I punti cardine dell'accordo: ambiente, sicurezza e tutele

«In particolare - proseguono - sulla discriminazioni e violenza di genere si è concordato per le vittime di violenza di genere un periodo aggiuntivo retribuito di un mese di congedo straordinario ai tre previsti dalle leggi vigenti, la possibilità di adattare l’orario di lavoro sempre per questi soggetti alle proprie esigenze con possibilità di trasformare anche il proprio contratto da tempo pieno a part-time se fosse necessario. Viene previsto attraverso un modulo di formazione specifico, fatta al momento dell’assunzione per sensibilizzare i lavoratori a tenere nei luoghi di lavoro comportamenti dl rispetto degli altri al di là della nazionalità, sesso, religione, condizione fisica o qualsiasi altro motivo di discriminazione».

L'idea è di dare un'anima eco sostenibile all'azienda: «Di fronte al problema ambientale anche all’interno dei luoghi di lavoro si possono diffondere buone pratiche e pertanto con l’azienda, con il supporto della RSU e delle OO.SS, si promuoverà una serie di campagne/attività di sensibilizzazione per ridurre gli sprechi (di acqua, di energia elettrica, di prodotti chimici, ecc…) e la produzione dei rifiuti (carta, plastica, rifiuti derivanti dal processo produttivo, ecc…) con l’obiettivo di contribuire a rendere l’attività aziendale maggiormente eco sostenibile. Installando per esempio, apparecchi di erogazione di acqua microfiltrata, con l’obiettivo di eliminare il consumo di acqua in bottigliette e la conseguente produzione di rifiuti di plastica, fornendo a ogni dipendente  una borraccia personalizzata che potrà riempire con acqua erogata gratuitamente dagli impianti di distribuzione, con relativo risparmio economico per lo stesso lavoratore».

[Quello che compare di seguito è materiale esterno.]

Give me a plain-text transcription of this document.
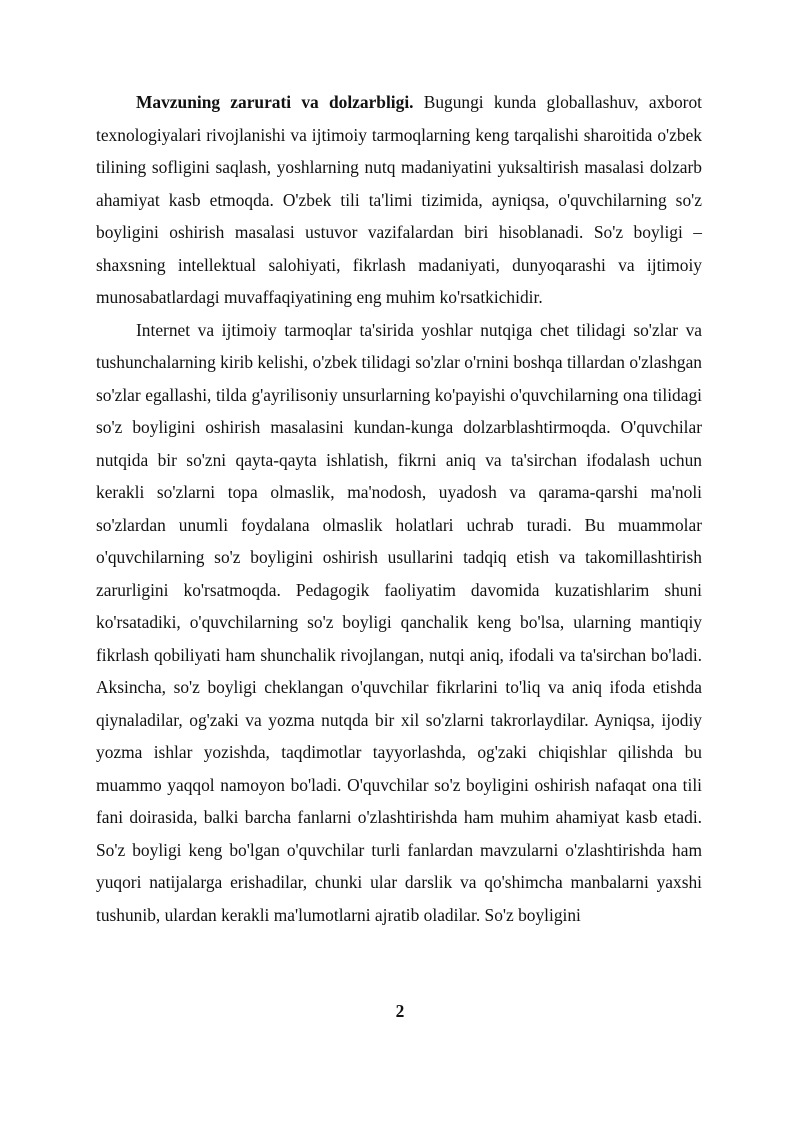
Mavzuning zarurati va dolzarbligi. Bugungi kunda globallashuv, axborot texnologiyalari rivojlanishi va ijtimoiy tarmoqlarning keng tarqalishi sharoitida o'zbek tilining sofligini saqlash, yoshlarning nutq madaniyatini yuksaltirish masalasi dolzarb ahamiyat kasb etmoqda. O'zbek tili ta'limi tizimida, ayniqsa, o'quvchilarning so'z boyligini oshirish masalasi ustuvor vazifalardan biri hisoblanadi. So'z boyligi – shaxsning intellektual salohiyati, fikrlash madaniyati, dunyoqarashi va ijtimoiy munosabatlardagi muvaffaqiyatining eng muhim ko'rsatkichidir.

Internet va ijtimoiy tarmoqlar ta'sirida yoshlar nutqiga chet tilidagi so'zlar va tushunchalarning kirib kelishi, o'zbek tilidagi so'zlar o'rnini boshqa tillardan o'zlashgan so'zlar egallashi, tilda g'ayrilisoniy unsurlarning ko'payishi o'quvchilarning ona tilidagi so'z boyligini oshirish masalasini kundan-kunga dolzarblashtirmoqda. O'quvchilar nutqida bir so'zni qayta-qayta ishlatish, fikrni aniq va ta'sirchan ifodalash uchun kerakli so'zlarni topa olmaslik, ma'nodosh, uyadosh va qarama-qarshi ma'noli so'zlardan unumli foydalana olmaslik holatlari uchrab turadi. Bu muammolar o'quvchilarning so'z boyligini oshirish usullarini tadqiq etish va takomillashtirish zarurligini ko'rsatmoqda. Pedagogik faoliyatim davomida kuzatishlarim shuni ko'rsatadiki, o'quvchilarning so'z boyligi qanchalik keng bo'lsa, ularning mantiqiy fikrlash qobiliyati ham shunchalik rivojlangan, nutqi aniq, ifodali va ta'sirchan bo'ladi. Aksincha, so'z boyligi cheklangan o'quvchilar fikrlarini to'liq va aniq ifoda etishda qiynaladilar, og'zaki va yozma nutqda bir xil so'zlarni takrorlaydilar. Ayniqsa, ijodiy yozma ishlar yozishda, taqdimotlar tayyorlashda, og'zaki chiqishlar qilishda bu muammo yaqqol namoyon bo'ladi. O'quvchilar so'z boyligini oshirish nafaqat ona tili fani doirasida, balki barcha fanlarni o'zlashtirishda ham muhim ahamiyat kasb etadi. So'z boyligi keng bo'lgan o'quvchilar turli fanlardan mavzularni o'zlashtirishda ham yuqori natijalarga erishadilar, chunki ular darslik va qo'shimcha manbalarni yaxshi tushunib, ulardan kerakli ma'lumotlarni ajratib oladilar. So'z boyligini

2
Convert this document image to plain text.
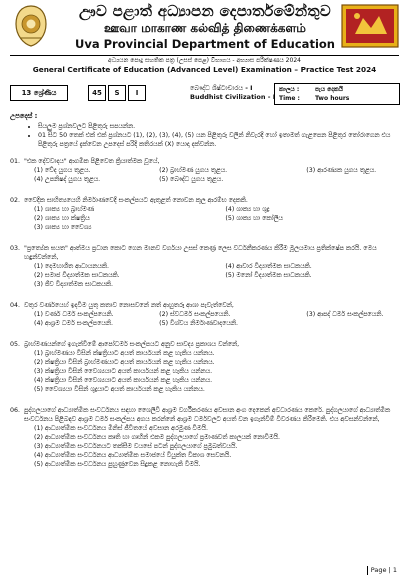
ඌව පළාත් අධ්‍යාපන දෙපාර්තමේන්තුව
ஊவா மாகாண கல்வித் திணைக்களம்
Uva Provincial Department of Education
අධ්‍යයන පොදු සහතික පත්‍ර (උසස් පෙළ) විභාගය - අභ්‍යාස පරීක්ෂණය 2024
General Certificate of Education (Advanced Level) Examination – Practice Test 2024
13 ශ්‍රේණිය	45	S	I
බෞද්ධ ශිෂ්ටාචාරය - I
Buddhist Civilization - I
කාලය :	පැය දෙකයි
Time :	Two hours
උපදෙස් :
• සියලුම ප්‍රශ්නවලට පිළිතුරු සපයන්න.
• 01 සිට 50 තෙක් එක් එක් ප්‍රශ්නයට (1), (2), (3), (4), (5) යන පිළිතුරු වලින් නිවැරදි හෝ ඉතාමත් ගැළපෙන පිළිතුර තෝරාගෙන එය පිළිතුරු පත්‍රයේ දැක්වෙන උපදෙස් පරිදි කතිරයක් (X) යොදා දක්වන්න.
01. "එක දේවවාදය" ආගමික පිළිවෙත ක්‍රියාත්මක වූයේ,
(1) වේද යුගය තුළය.	(2) බ්‍රාහ්මණ යුගය තුළය.	(3) ආරණ්‍යක යුගය තුළය.
(4) උපනිෂද් යුගය තුළය.	(5) බෞද්ධ යුගය තුළය.
02. වෛදික සාහිත්‍යයෙහි නිර්මාණවෙදි සංකල්පයට ඇතුළත් නොවන කුල ආරම්භ දෙකකි.
(1) ශාක්‍ය හා බ්‍රාහ්මණ	(4) ශාක්‍ය හා ශුද්‍ර
(2) ශාක්‍ය හා ක්ෂත්‍රිය	(5) ශාක්‍ය හා කෝලිය
(3) ශාක්‍ය හා වෛශ්‍ය
03. "ප්‍රත්‍යේක ඝයත" ආත්මය ප්‍රධාන කොට ගෙන මානව වර්ගයා උසස් කෙණ්‍ර ලෙස වර්ධනීකරණය කිරීම මූලයමාය ප්‍රතික්ෂේප කරයි. මෙය හඳුන්වන්නේ,
(1) දෙමහාශීත ආධායනයකි.	(4) ආවාර විද්‍යාත්මක සාධකයකි.
(2) සමාජ විද්‍යාත්මක සාධකයකි.	(5) මනෝ විද්‍යාත්මක සාධකයකි.
(3) ජීව විද්‍යාත්මක සාධකයකි.
04. වතුර වර්ණයෙහ් ඉදවීම යුතු කතාව නොසවනේ නත් ආහුතරූ ආශා පැවැත්වෙන්,
(1) වර්ණ ධර්ම සංකල්පයෙනි.	(2) ස්වධර්ම සංකල්පයෙනි.	(3) ආපද් ධර්ම සංකල්පයෙනි.
(4) ආශ්‍රම ධර්ම සංකල්පයෙනි.	(5) විශ්වය නිර්මාණවාදයෙනි.
05. බ්‍රාහ්මණයන්ගේ ඉගැන්වීමේ ආපෝධර්ම සංකල්පයට අනුව සාවද්‍ය ප්‍රකාශය වන්නේ,
(1) බ්‍රාහ්මණයා විසින් ක්ෂත්‍රියාට අයත් කාර්යයන් කළ හැකිය යන්නය.
(2) ක්ෂත්‍රියා විසින් බ්‍රාහ්මණයාට අයත් කාර්යයන් කළ හැකිය යන්නය.
(3) ක්ෂත්‍රියා විසින් වෛශ්‍යයාට අයත් කාර්යයන් කළ හැකිය යන්නය.
(4) ක්ෂත්‍රියා විසින් වෛශ්‍යයාට අයත් කාර්යයන් කළ හැකිය යන්නය.
(5) වෛශ්‍යයා විසින් ශුද්‍රයාට අයත් කාර්යයන් කළ හැකිය යන්නය.
06. පුද්ගලයාගේ ආධ්‍යාත්මික සංවර්ධනය සඳහා ශෛලිවී ආශ්‍රම වර්ගීකරණය අවසාන අංග දෙකෙන් අවධාරණය කෙරේ. පුද්ගලයාගේ ආධ්‍යාත්මික සංවර්ධනය පිළිබඳව ආශ්‍රම ධර්ම සංකල්පය අගය කරන්නේ ආශ්‍රම ධර්මවලට අයත් වන ඉගැන්වීම් විවරණය කිරීමෙනි. එය අවසන්වන්නේ,
(1) ආධ්‍යාත්මික සංවර්ධනය මිනිස් ජීවිතයේ අවසාන අරමුණ වීමයි.
(2) ආධ්‍යාත්මික සංවර්ධනය කෘති හා ගෘහීන් එකම පුද්ගලයාගේ ප්‍රමාණවත් කාලයක් නොවීමයි.
(3) ආධ්‍යාත්මික සංවර්ධනයට තක්සීම වයසේ පටන් පුද්ගලයාගේ ප්‍රමුඛත්වයයි.
(4) ආධ්‍යාත්මික සංවර්ධනය ආධ්‍යාත්මික සමාජයේ වියුක්ත විකාශ සෙවනයි.
(5) ආධ්‍යාත්මික සංවර්ධනය පුහුණුවෙන සිදුකළ නොහැකි වීමයි.
Page | 1
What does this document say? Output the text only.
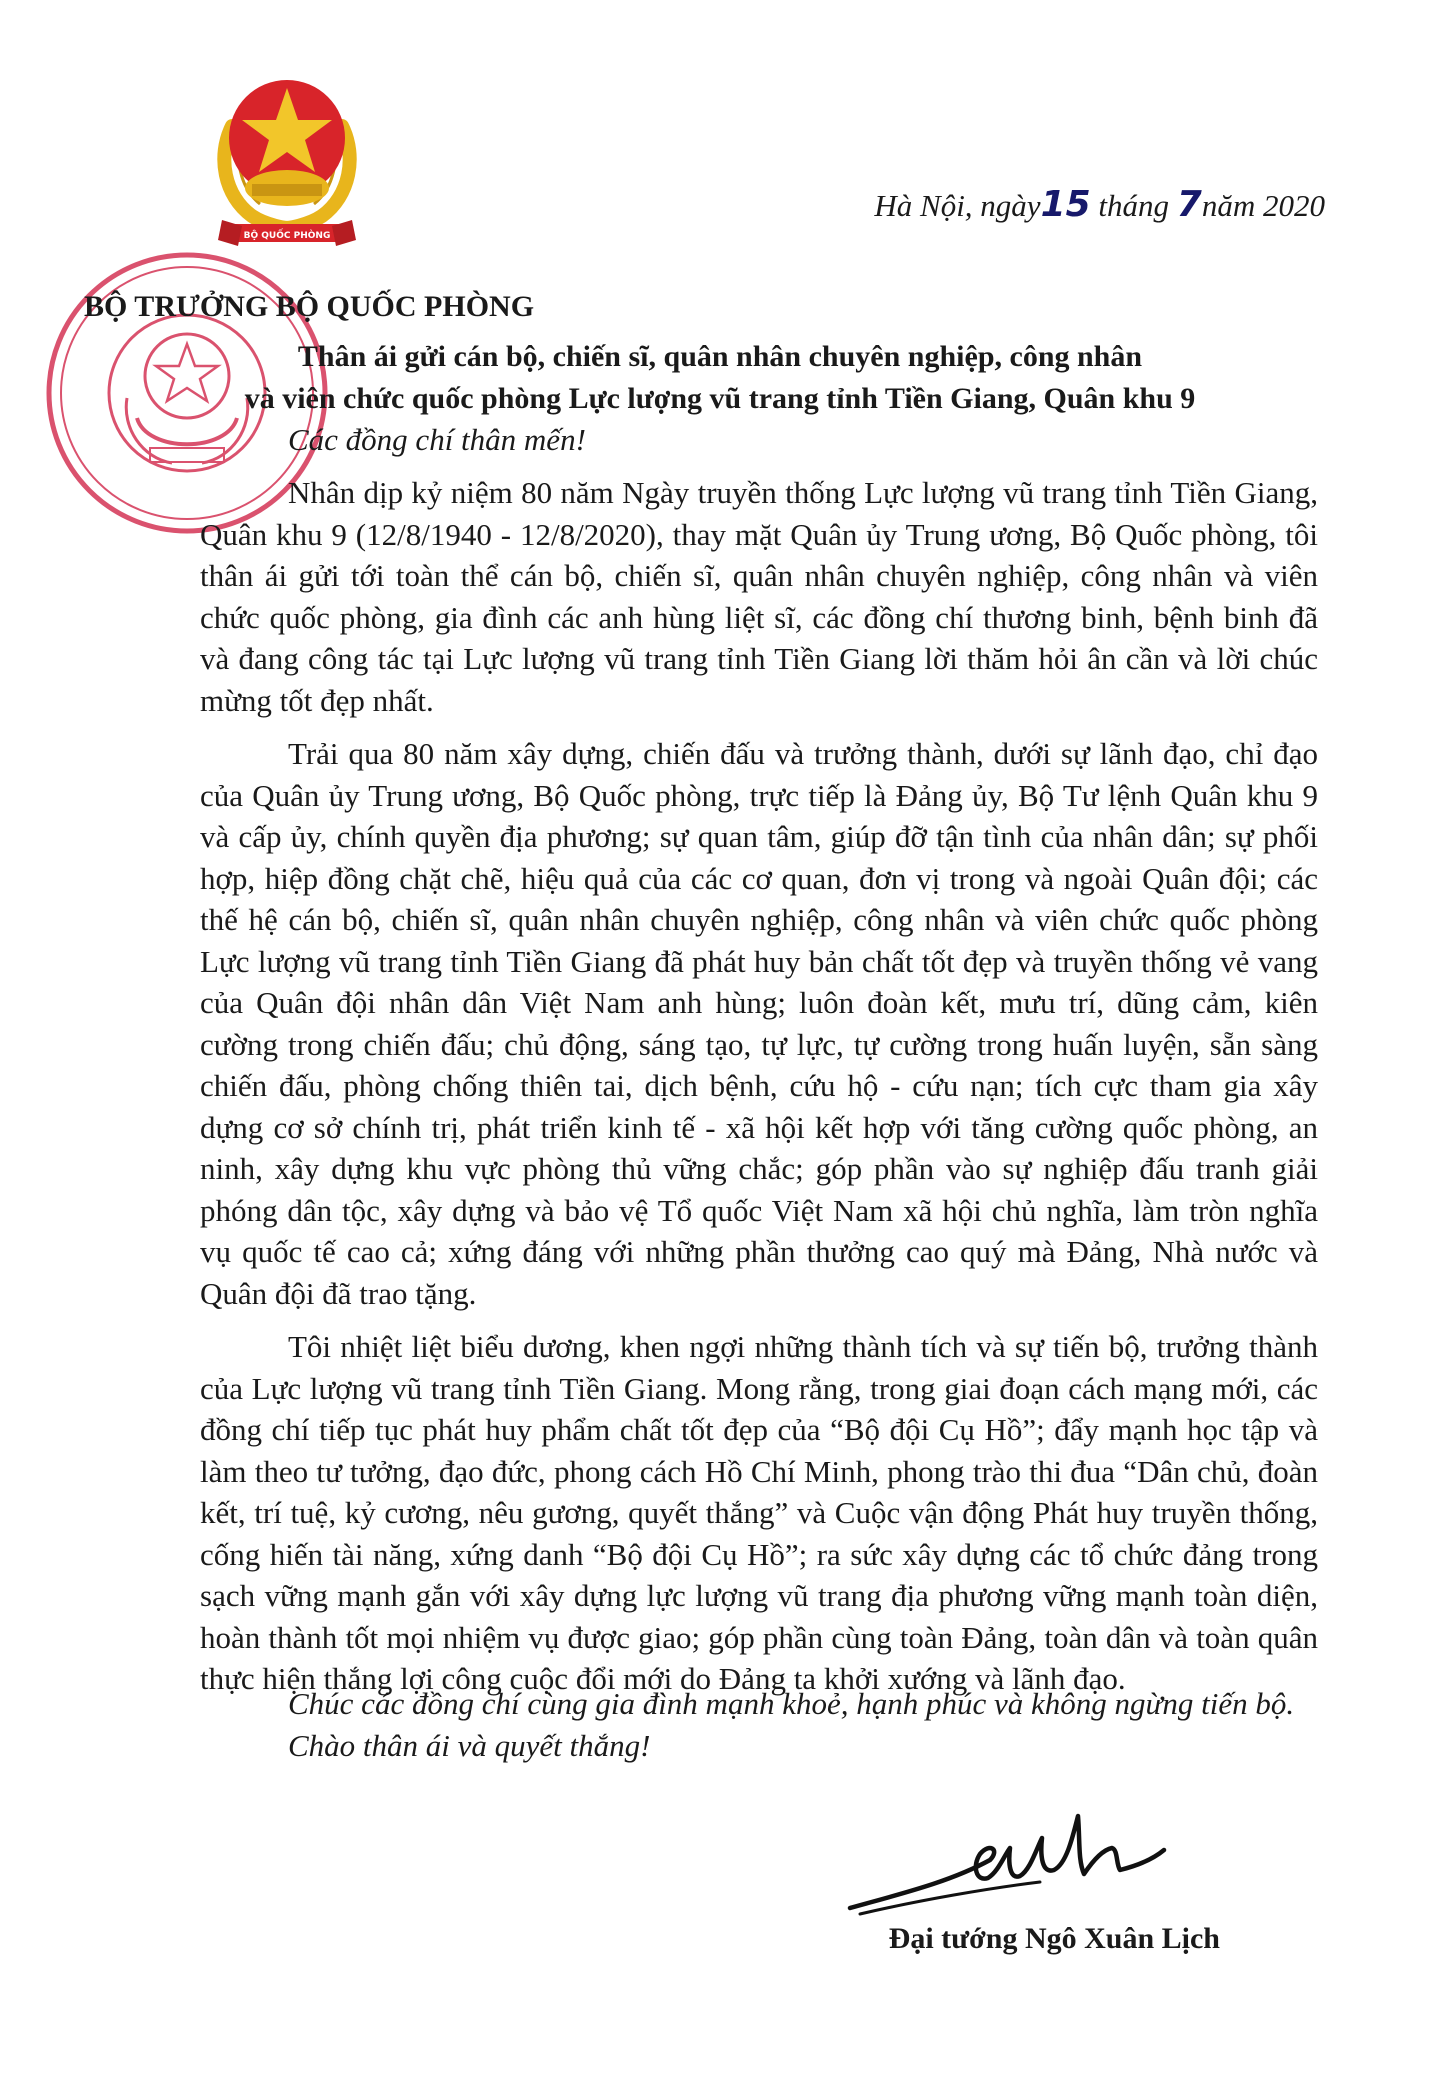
BỘ QUỐC PHÒNG
Hà Nội, ngày15 tháng 7năm 2020
BỘ TRƯỞNG BỘ QUỐC PHÒNG
Thân ái gửi cán bộ, chiến sĩ, quân nhân chuyên nghiệp, công nhân
và viên chức quốc phòng Lực lượng vũ trang tỉnh Tiền Giang, Quân khu 9
Các đồng chí thân mến!

Nhân dịp kỷ niệm 80 năm Ngày truyền thống Lực lượng vũ trang tỉnh Tiền Giang, Quân khu 9 (12/8/1940 - 12/8/2020), thay mặt Quân ủy Trung ương, Bộ Quốc phòng, tôi thân ái gửi tới toàn thể cán bộ, chiến sĩ, quân nhân chuyên nghiệp, công nhân và viên chức quốc phòng, gia đình các anh hùng liệt sĩ, các đồng chí thương binh, bệnh binh đã và đang công tác tại Lực lượng vũ trang tỉnh Tiền Giang lời thăm hỏi ân cần và lời chúc mừng tốt đẹp nhất.

Trải qua 80 năm xây dựng, chiến đấu và trưởng thành, dưới sự lãnh đạo, chỉ đạo của Quân ủy Trung ương, Bộ Quốc phòng, trực tiếp là Đảng ủy, Bộ Tư lệnh Quân khu 9 và cấp ủy, chính quyền địa phương; sự quan tâm, giúp đỡ tận tình của nhân dân; sự phối hợp, hiệp đồng chặt chẽ, hiệu quả của các cơ quan, đơn vị trong và ngoài Quân đội; các thế hệ cán bộ, chiến sĩ, quân nhân chuyên nghiệp, công nhân và viên chức quốc phòng Lực lượng vũ trang tỉnh Tiền Giang đã phát huy bản chất tốt đẹp và truyền thống vẻ vang của Quân đội nhân dân Việt Nam anh hùng; luôn đoàn kết, mưu trí, dũng cảm, kiên cường trong chiến đấu; chủ động, sáng tạo, tự lực, tự cường trong huấn luyện, sẵn sàng chiến đấu, phòng chống thiên tai, dịch bệnh, cứu hộ - cứu nạn; tích cực tham gia xây dựng cơ sở chính trị, phát triển kinh tế - xã hội kết hợp với tăng cường quốc phòng, an ninh, xây dựng khu vực phòng thủ vững chắc; góp phần vào sự nghiệp đấu tranh giải phóng dân tộc, xây dựng và bảo vệ Tổ quốc Việt Nam xã hội chủ nghĩa, làm tròn nghĩa vụ quốc tế cao cả; xứng đáng với những phần thưởng cao quý mà Đảng, Nhà nước và Quân đội đã trao tặng.

Tôi nhiệt liệt biểu dương, khen ngợi những thành tích và sự tiến bộ, trưởng thành của Lực lượng vũ trang tỉnh Tiền Giang. Mong rằng, trong giai đoạn cách mạng mới, các đồng chí tiếp tục phát huy phẩm chất tốt đẹp của “Bộ đội Cụ Hồ”; đẩy mạnh học tập và làm theo tư tưởng, đạo đức, phong cách Hồ Chí Minh, phong trào thi đua “Dân chủ, đoàn kết, trí tuệ, kỷ cương, nêu gương, quyết thắng” và Cuộc vận động Phát huy truyền thống, cống hiến tài năng, xứng danh “Bộ đội Cụ Hồ”; ra sức xây dựng các tổ chức đảng trong sạch vững mạnh gắn với xây dựng lực lượng vũ trang địa phương vững mạnh toàn diện, hoàn thành tốt mọi nhiệm vụ được giao; góp phần cùng toàn Đảng, toàn dân và toàn quân thực hiện thắng lợi công cuộc đổi mới do Đảng ta khởi xướng và lãnh đạo.

Chúc các đồng chí cùng gia đình mạnh khoẻ, hạnh phúc và không ngừng tiến bộ.
Chào thân ái và quyết thắng!
Đại tướng Ngô Xuân Lịch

Incendio alla Growermetal di Calco: pompieri al lavoro per spegnere il rogo 

Per quanto riguarda la sicurezza «viene data attenzione al miglioramento, elemento fondamentale per le criticità ad oggi presenti nel settore metalmeccanico, attraverso un rafforzamento degli interventi preventivi, come quello rappresentato dalla registrazione ed analisi dei mancati infortuni e fornendo al Rls maggiori strumenti informativi. Sulla malattia vi è una tutela maggiore di quella prevista dal contratto nazionale di riferimento per i casi più gravi e certificati, dove sarà garantita l’erogazione al 100% dello stipendio rispetto al 50%».

Trattamento salariale: «Dal punto di vista economico avremmo voluto e si sarebbe potuto, ottenere qualcosa in più, visto anche l’andamento positivo dell’azienda. In ogni caso si è ottenuto un impianto del premio di risultato che, tenendo conto dell’evoluzione del mercato in cui opera Growermetal e degli investimenti effettuati, dovrebbe portare ad un incremento nei prossimi anni degli importi erogati nel passato utilizzando anche, per il raggiungimento  di questo obiettivo la legislazione in vigore sulla tassazione agevolata dei premi e utilizzo di sistemi di welfare aziendale. Si è ottenuto inoltre per i lavoratori degli impianti funzionanti a ciclo continuo, circa una ventina, un incremento delle indennità nei turni più disagiati».